Both of the anti-CD19 CAR constructs—FMC63-IgGFc-CD28-OX40-CD3ζ and FMC63-CD8STK-41BB-CD3ζ (kindly provided by Dr. Martin Pule, University College London)—comprise an anti-CD19 single-chain fragment variable fragment (scFv) derived from the FMC63 mouse hybridoma. The first construct additionally comprises an IgG1-CH2CH3 spacer region and costimulatory domains from CD28 and OX40, and the second consists of CD8 spacer region and 4-1BB costimulatory domain. This CAR was originally described in ref. 24 and cloned into a retroviral SFG vector by M. Pule and colleagues. For the purpose of this study, both constructs were recloned from the retrovirus vector SFG into the mRNA expression vector pCIpA102 as described in ref. 25. In vitro mRNA synthesis was performed as previously described (26). Anti-Reverse Cap Analog (Trilink Biotechnologies Inc.) was used to cap the mRNA. The mRNA was assessed by agarose gel electrophoresis and quantified with Nanodrop (Thermo Fisher Scientific).

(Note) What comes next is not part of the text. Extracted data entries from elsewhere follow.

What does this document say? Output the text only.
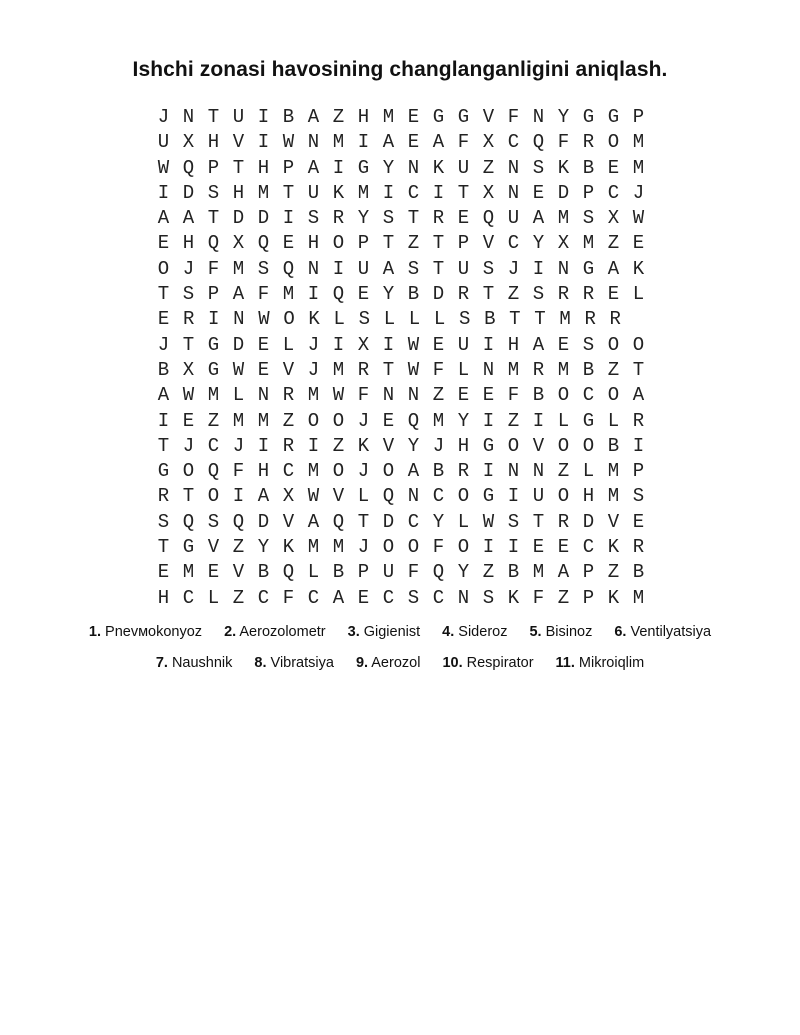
Ishchi zonasi havosining changlanganligini aniqlash.
J N T U I B A Z H M E G G V F N Y G G P
U X H V I W N M I A E A F X C Q F R O M
W Q P T H P A I G Y N K U Z N S K B E M
I D S H M T U K M I C I T X N E D P C J
A A T D D I S R Y S T R E Q U A M S X W
E H Q X Q E H O P T Z T P V C Y X M Z E
O J F M S Q N I U A S T U S J I N G A K
T S P A F M I Q E Y B D R T Z S R R E L
E R I N W O K L S L L L S B T T M R R
J T G D E L J I X I W E U I H A E S O O
B X G W E V J M R T W F L N M R M B Z T
A W M L N R M W F N N Z E E F B O C O A
I E Z M M Z O O J E Q M Y I Z I L G L R
T J C J I R I Z K V Y J H G O V O O B I
G O Q F H C M O J O A B R I N N Z L M P
R T O I A X W V L Q N C O G I U O H M S
S Q S Q D V A Q T D C Y L W S T R D V E
T G V Z Y K M M J O O F O I I E E C K R
E M E V B Q L B P U F Q Y Z B M A P Z B
H C L Z C F C A E C S C N S K F Z P K M
1. Pnevмokonyoz 2. Aerozolometr 3. Gigienist 4. Sideroz 5. Bisinoz 6. Ventilyatsiya
7. Naushnik 8. Vibratsiya 9. Aerozol 10. Respirator 11. Mikroiqlim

Previously described transfection protocol was adapted for the optimized CAR expression in NK cells (26). Cytokine stimulated primary NK cells or B cell–depleted PBMCs were washed and resuspended in serum-free SCGM medium at 10 × 10⁶ –50 × 10⁶ cells/mL. mRNA was mixed to a final volume of 400 μL of the cell suspension at 100 μg/mL, and electroporated in a 4-mm gap cuvette at 500 V and 2 ms using a BTX 830 Square Wave Electroporator (BTX Technologies Inc.). Transfected cells were immediately transferred to pre-warmed SCGM medium supplemented with 5% human serum and 20 ng/mL of IL15 then cultured overnight (minimum 15 hours).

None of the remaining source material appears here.